At the same time, it’s also not life-giving or problem-solving to deny my agency, claiming the system must change without my doing anything. I’m called by my faith to act in ways that move toward a more just way of living on this planet within the community of creation. It starts with what I experienced while doing yard work – becoming aware of consumerism’s influence on me. Awareness then leads to making intentional choices about buying things.

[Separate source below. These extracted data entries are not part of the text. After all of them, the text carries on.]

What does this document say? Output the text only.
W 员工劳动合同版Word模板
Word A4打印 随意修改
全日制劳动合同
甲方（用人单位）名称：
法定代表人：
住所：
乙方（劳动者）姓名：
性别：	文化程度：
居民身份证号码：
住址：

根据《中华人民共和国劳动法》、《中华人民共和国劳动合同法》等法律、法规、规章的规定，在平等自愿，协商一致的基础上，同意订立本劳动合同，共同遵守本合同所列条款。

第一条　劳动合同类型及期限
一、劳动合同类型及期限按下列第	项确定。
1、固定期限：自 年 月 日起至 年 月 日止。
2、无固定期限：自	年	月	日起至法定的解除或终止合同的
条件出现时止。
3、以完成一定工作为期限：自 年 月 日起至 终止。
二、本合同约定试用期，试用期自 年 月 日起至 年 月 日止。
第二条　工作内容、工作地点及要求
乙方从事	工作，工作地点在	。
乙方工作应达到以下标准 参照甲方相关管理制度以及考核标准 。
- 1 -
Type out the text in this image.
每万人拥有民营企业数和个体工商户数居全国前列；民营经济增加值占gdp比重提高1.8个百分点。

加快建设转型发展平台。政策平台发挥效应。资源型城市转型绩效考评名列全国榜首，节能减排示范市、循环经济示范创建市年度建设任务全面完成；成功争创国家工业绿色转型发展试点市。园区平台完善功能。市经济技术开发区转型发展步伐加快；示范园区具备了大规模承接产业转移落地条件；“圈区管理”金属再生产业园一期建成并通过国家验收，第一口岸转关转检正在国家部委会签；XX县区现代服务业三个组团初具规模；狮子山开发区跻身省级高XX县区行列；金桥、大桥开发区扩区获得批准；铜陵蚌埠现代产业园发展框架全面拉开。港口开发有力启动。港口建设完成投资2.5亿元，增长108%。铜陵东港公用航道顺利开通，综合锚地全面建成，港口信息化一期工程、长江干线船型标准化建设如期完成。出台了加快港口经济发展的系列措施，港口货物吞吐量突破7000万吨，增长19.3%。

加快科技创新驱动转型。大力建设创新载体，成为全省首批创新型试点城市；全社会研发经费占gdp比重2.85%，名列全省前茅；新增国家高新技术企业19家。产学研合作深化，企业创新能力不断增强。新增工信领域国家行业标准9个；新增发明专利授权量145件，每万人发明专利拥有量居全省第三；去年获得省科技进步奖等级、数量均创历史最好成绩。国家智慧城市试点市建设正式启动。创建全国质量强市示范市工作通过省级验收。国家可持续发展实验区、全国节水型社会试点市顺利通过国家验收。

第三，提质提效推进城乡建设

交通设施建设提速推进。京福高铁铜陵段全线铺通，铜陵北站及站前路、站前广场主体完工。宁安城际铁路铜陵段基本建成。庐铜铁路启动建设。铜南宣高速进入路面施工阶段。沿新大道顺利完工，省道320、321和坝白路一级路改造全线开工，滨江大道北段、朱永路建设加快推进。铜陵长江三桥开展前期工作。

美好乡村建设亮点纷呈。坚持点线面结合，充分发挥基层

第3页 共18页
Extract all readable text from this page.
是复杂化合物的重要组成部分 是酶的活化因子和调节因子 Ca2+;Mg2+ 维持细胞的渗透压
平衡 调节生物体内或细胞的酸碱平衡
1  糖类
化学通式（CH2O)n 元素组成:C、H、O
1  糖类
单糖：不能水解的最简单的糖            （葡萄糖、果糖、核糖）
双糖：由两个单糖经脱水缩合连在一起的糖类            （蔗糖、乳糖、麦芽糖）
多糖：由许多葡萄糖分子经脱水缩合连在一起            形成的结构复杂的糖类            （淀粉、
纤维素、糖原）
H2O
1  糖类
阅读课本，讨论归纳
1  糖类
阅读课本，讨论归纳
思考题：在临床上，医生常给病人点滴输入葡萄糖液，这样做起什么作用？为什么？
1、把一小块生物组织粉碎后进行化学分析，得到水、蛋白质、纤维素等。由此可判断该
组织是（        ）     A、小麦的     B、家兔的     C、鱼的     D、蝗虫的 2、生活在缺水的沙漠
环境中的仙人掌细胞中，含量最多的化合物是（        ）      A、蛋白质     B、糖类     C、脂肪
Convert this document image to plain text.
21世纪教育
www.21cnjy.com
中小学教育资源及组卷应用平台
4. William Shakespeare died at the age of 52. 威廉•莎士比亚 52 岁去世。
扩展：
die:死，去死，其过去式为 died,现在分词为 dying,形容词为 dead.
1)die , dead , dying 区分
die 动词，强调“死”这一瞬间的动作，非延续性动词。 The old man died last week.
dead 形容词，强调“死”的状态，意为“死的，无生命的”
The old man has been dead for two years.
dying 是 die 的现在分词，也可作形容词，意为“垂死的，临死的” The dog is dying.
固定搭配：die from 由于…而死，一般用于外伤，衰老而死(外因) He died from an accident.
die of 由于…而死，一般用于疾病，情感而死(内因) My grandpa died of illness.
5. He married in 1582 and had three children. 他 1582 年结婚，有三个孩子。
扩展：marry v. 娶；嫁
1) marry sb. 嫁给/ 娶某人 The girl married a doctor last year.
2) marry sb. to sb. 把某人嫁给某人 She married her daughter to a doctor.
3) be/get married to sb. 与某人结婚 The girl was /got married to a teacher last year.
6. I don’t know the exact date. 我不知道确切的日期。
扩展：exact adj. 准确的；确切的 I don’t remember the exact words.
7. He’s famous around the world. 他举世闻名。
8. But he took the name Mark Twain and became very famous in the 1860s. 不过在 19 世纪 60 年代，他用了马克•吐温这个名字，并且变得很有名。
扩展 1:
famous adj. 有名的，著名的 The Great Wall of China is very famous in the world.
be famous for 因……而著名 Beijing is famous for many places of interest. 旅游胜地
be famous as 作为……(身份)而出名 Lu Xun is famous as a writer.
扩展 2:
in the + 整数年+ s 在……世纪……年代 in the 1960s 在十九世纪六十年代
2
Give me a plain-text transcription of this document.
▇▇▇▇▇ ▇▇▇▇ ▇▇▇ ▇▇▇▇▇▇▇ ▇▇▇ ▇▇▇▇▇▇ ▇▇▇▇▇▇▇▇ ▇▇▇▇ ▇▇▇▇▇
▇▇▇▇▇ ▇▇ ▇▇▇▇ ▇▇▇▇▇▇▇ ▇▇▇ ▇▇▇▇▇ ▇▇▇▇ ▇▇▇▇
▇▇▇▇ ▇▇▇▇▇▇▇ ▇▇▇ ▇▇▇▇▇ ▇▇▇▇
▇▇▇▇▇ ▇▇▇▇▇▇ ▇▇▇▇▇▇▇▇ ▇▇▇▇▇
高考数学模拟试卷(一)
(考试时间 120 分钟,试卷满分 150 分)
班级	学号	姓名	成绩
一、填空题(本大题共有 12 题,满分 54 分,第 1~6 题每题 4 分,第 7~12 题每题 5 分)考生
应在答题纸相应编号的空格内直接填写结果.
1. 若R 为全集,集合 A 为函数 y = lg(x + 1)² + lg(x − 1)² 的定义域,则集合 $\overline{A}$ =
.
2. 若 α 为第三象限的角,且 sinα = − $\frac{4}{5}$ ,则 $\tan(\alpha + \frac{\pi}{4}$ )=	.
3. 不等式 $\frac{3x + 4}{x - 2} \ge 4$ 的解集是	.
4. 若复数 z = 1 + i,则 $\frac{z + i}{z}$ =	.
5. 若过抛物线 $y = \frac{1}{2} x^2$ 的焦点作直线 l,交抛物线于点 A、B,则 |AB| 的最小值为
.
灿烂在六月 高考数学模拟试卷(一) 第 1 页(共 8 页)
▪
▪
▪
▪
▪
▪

Regarding my yard work, I finally remembered that the most environmentally friendly item is the one I already own. I decided to rummage through the house instead of running to the store. I found a foam pad that is great for kneeling on while I pull weeds. My rag bin is overflowing, so I cut up some old ones to flag the plants. These small changes moved me up the waste hierarchy; reduced my carbon emissions by not going to the store; and decreased by at least a little bit the demand for resources from the planet.
Like the other “-isms,” consumerism has both systemic and individual components. I’m figuring out how to participate in changing the system. I listen, learn, and advocate where I can. Meanwhile, I’ll keep changing the one part of the system that I can, the individual component – me.